Fibreglass, Kevlar, and other composites make the body shell, fitted to a backbone chassis made from aluminium. The suspension is a reminiscent of Formula 1 and IndyCar technology with independent upper and lower wishbone with pushrod front and rear end suspension having rose-joints designed by famed Formula 1 car engineer Enrique Scalabroni. The Guarà is known for its highly agile handling which makes it a bit too "nervous" for the average driver. It also has no luggage space at all, as the area under the front is utilised by the racing-style suspension. The large, distinct wheels were manufactured by Marchesini.

Early variants of the Guará used the 4.0-litre BMW M60 V8 engine shared with the BMW 840Ci.

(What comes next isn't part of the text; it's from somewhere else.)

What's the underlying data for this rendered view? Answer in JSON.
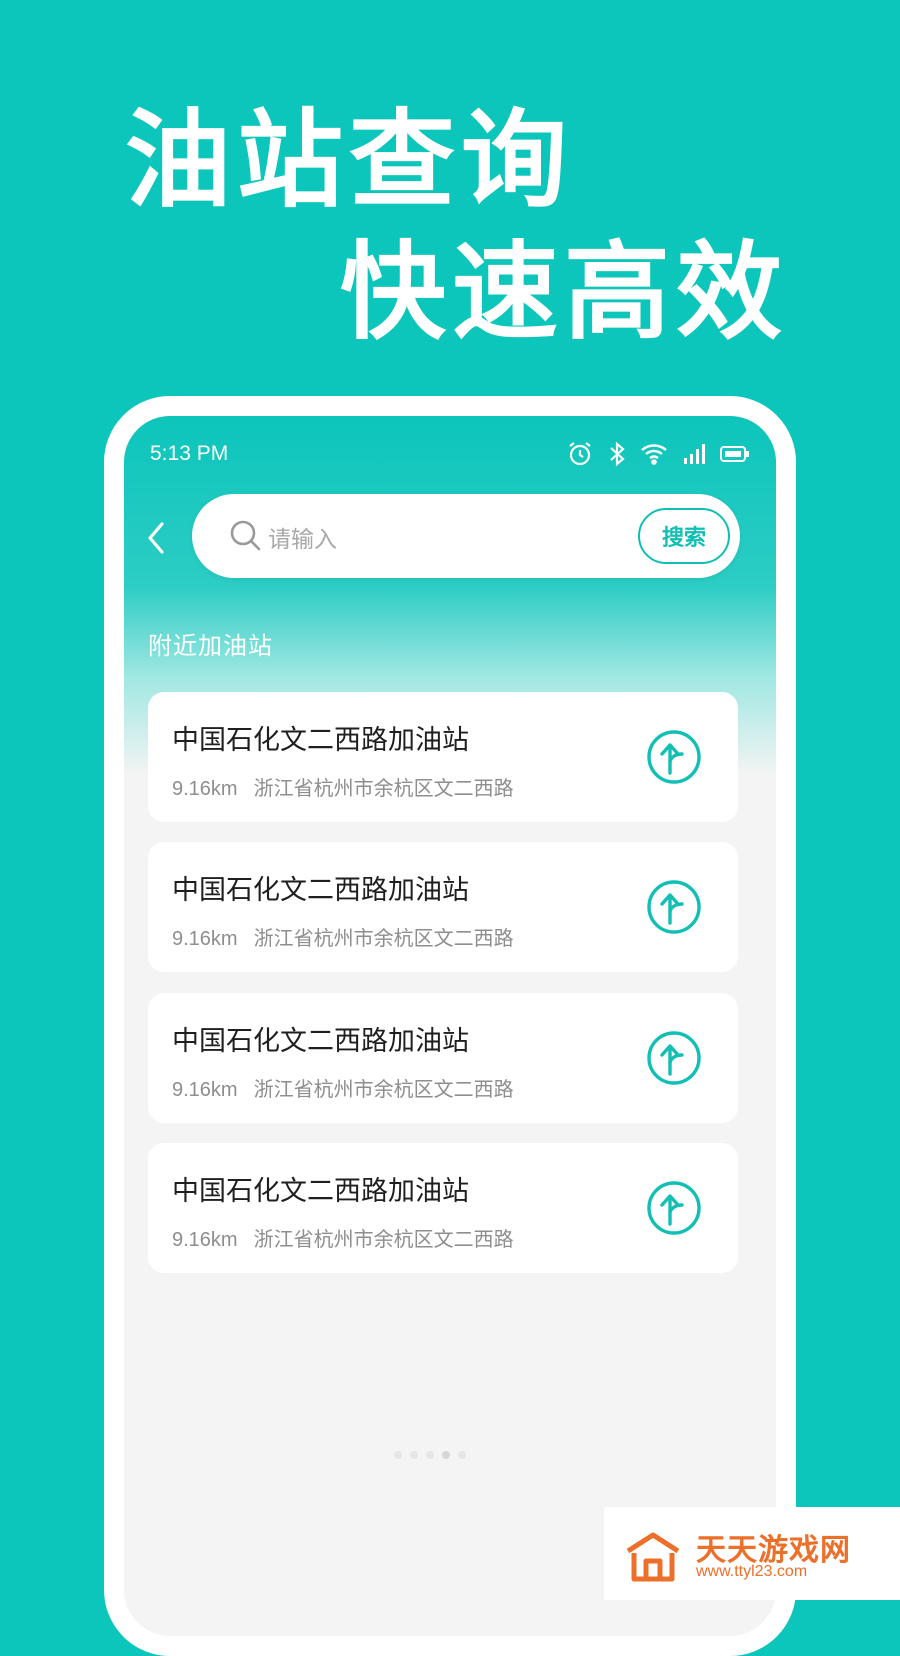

This was due to Ford's inability to supply engines for the car. The engine was modified by De Tomaso and had different accessory belt routing. The engine has a power output of either 286 or 305 PS depending on the tune. A six-speed manual transmission made by Getrag was used to drive the rear wheels and it had a gated shifter for easier gear changes. The engine has a red-line of 7,000 rpm. Later variants switched to the Mustang Cobra's 4.6-litre cast-iron block V8 engine as BMW had phased out the M60 engine. The Ford engine has a power output of 305 PS. The brakes are from Brembo and were non-servo assisted. The brakes were similar to those used on the Ferrari F40. Like its predecessors, the Guará did not have a power-steering system as it increased weight.

The interior is upholstered in leather and has racing bucket seats with optional six-point racing harness. Most of the interior components were sourced from BMW. The Guará had the steering and pedals manually adjusted according to the owner's preferred driving position.

The Guará had a dry weight of 1200 kg and had a power-to-weight ratio of 236 PS per tonne with the BMW engine. The Guará could accelerate to in a claimed 5.0 seconds and had a claimed top speed of 170 mph.